仕事38
負傷者の応急処置を済ませると、兵士が独りで歩けない重傷者に手を貸したり、数の少ない担架や荷車で運びながらの移動を再開する。
スキアとの戦闘があった場所からある程度離れたところで、安全を確認してから野営を行う。
その際、エインは被害状況の確認を真っ先に行わせた。結果は、スキアの集団の襲撃を受け、その集団を抜けてきたにしては被害が少ないモノであった。
「冒険者の頑張りは勿論だが、この結果は主に彼のおかげかな」
主だった者を集めた、これからについての話し合いの場で被害状況の報告を受けたエインはそう漏らすと、離れた場所で冒険者や兵士と何やら語らっているヒヅキの方へと目を向ける。
「エイン様の読みが当たった、という事ですね」
近くに居た、ケスエン砦でヒヅキを案内した側近の男がそう相づちを打つ。
「彼の活躍を見聞きすれば誰でも至る結論だ。それにしても、彼は一体何者なのだろうな」
「分かりません。冒険者ではないようですが、一般の者であれ程までの実力者は聞いたことがありません」
「そうだな……」
あれだけの実力者ならば、ここに居る者ならばどこかで必ず耳にしている事だろう。しかし、誰一人として『ヒヅキ』 などという名を耳にしたものは居なかった。
「偽名でしょうか?」
故に、側近の一人のその疑問も頷けた。
「シロッカス殿が遣わせた護衛だぞ? それは些か考え難い。それに、例え偽名であってもあの能力は目立つ。そんな噂を聞いたことは……恥ずかしながらも私には無いぞ?」
少し考えてエインはそう言葉にする。光る剣と派手な爆発の様な攻撃だ。そんな誰の記憶にも残りそうなモノが噂にさえあがっていない方がどうかしている。

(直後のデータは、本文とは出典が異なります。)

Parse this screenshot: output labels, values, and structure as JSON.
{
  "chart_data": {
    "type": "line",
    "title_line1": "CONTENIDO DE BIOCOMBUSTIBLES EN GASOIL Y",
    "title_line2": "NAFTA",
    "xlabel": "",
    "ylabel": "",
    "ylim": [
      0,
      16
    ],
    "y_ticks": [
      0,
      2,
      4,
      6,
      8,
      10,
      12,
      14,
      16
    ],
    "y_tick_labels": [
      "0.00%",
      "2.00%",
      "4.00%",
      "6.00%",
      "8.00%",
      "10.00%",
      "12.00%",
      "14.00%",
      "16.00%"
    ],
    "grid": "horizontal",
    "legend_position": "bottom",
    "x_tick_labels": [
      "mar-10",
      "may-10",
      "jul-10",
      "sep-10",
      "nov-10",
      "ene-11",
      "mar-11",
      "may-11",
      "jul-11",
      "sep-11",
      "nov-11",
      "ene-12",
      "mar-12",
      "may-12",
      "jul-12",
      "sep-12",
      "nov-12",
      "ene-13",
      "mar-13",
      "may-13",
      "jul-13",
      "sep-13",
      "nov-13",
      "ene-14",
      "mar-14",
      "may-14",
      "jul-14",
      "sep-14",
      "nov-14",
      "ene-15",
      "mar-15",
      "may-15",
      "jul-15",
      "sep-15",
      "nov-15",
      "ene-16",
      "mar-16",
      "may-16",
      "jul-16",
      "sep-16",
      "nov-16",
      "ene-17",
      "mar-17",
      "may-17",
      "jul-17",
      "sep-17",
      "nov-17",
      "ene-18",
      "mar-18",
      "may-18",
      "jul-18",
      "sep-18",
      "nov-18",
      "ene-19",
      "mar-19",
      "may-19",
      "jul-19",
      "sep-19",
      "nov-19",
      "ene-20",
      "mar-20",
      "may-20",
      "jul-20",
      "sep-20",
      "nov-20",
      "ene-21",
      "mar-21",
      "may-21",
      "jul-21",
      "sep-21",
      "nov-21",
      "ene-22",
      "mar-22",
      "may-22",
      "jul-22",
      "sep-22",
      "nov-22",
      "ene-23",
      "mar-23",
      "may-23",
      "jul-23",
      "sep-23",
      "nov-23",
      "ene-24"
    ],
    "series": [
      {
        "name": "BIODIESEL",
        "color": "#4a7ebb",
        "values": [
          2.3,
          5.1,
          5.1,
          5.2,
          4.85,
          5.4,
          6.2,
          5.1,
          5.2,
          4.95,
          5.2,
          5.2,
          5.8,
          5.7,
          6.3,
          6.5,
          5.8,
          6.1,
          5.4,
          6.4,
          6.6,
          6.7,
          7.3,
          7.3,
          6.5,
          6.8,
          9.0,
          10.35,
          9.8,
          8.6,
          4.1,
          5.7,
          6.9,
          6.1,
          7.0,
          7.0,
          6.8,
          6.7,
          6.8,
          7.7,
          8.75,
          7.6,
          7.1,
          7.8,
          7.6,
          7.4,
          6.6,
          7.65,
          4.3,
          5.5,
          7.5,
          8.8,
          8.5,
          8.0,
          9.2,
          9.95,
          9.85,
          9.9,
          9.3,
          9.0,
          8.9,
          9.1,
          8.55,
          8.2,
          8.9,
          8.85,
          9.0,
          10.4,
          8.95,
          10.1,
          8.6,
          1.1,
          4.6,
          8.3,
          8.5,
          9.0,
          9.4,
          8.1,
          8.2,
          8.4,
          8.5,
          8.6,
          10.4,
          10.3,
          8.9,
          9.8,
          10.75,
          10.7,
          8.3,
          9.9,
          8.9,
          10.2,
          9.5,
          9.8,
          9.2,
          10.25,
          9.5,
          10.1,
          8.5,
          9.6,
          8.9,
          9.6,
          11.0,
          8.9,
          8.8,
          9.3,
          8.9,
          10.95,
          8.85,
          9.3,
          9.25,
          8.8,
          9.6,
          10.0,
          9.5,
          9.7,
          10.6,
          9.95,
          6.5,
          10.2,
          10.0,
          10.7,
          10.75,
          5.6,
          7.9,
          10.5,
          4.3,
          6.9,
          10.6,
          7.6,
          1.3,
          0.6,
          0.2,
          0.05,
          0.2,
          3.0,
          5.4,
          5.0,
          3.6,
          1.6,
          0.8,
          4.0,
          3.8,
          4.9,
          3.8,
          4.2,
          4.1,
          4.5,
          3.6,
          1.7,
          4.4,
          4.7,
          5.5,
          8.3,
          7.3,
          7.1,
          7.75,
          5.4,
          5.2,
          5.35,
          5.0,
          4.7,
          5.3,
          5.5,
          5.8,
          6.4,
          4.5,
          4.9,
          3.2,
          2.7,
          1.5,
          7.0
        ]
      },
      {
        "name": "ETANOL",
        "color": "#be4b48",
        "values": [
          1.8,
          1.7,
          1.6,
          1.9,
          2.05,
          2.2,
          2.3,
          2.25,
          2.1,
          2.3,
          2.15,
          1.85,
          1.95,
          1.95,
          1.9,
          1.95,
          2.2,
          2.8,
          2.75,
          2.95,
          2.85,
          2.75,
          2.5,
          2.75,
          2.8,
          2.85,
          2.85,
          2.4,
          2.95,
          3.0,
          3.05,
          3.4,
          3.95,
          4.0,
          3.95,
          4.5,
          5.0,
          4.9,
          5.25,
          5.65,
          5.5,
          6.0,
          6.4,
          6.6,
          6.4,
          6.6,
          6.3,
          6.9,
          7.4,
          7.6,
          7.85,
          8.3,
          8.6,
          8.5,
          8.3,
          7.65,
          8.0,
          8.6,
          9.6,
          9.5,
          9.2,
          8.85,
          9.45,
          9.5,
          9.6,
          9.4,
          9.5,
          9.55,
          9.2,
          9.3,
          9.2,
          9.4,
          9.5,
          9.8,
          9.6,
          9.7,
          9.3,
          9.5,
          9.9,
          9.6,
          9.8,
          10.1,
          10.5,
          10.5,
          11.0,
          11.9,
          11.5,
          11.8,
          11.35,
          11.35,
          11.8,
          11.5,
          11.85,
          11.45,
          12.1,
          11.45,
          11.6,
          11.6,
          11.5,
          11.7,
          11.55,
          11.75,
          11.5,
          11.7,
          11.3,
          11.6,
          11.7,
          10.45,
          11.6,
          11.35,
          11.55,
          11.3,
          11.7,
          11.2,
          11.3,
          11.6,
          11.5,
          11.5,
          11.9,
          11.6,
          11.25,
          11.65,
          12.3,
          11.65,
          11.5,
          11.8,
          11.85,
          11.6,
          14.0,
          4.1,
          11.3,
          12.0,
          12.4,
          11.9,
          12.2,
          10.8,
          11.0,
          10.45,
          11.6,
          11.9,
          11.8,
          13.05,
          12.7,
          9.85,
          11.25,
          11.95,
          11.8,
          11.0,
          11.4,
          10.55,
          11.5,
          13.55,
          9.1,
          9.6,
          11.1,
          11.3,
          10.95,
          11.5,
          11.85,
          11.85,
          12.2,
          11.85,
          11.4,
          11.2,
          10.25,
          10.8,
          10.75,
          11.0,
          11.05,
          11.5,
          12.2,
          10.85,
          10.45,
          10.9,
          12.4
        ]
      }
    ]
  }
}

それに、エインは情報収集に余念がない王族で、その収集している情報は雑多であり、集まる情報はかなりの広範囲に及び、それこそ辺境の小さな村での出来事でさえも耳に入ってくる程だ。その耳目は国境をも越える。
そんなエインでさえ耳にしたことがないのだ、余程目立たない場所で暗躍していたのか、そもそも使っていなかったか。どちらにしても不明な存在である事には変わりがなかった。
「このまま同行させていてもいいのでしょうか?」
正体不明の者を同行させることに不安を感じた別の側近の一人がそう口にする。
「だが、彼が居なくてはまたスキアが襲ってきた時に対処しきれまい?」
「それはそうですが……」
実際、ケスエン砦の脱出の時からヒヅキが居なければ、この場に居る者は全員が死んでいた可能性が極めて高い。
「まぁ今のところ不審な行動は見受けられないから、もう少し様子を見ようではないか」
「……そ、そうで御座いますね」
まだ不安ながらも、生き残るためには他に選択肢も無いと、その側近は頷いた。
「さて、では彼の事は一旦ここで仕舞いにしよう。次はここから次の砦までの道順についてだが――」
まだまだ話し合わねばならない事は色々とあった。その進行をしながらも、エインは胸中でヒヅキの事を考える。
(悪い人間ではないと思うが……何分正体が掴めん。よもやどこぞの刺客や密偵ではないと思うが、私は敵が多いからな。個人的には嫌いではないが、警戒は継続しておくか)
胸の内ではそう考えながらも、エインは滞りなく早急に決めるべき議題を消化していくのだった。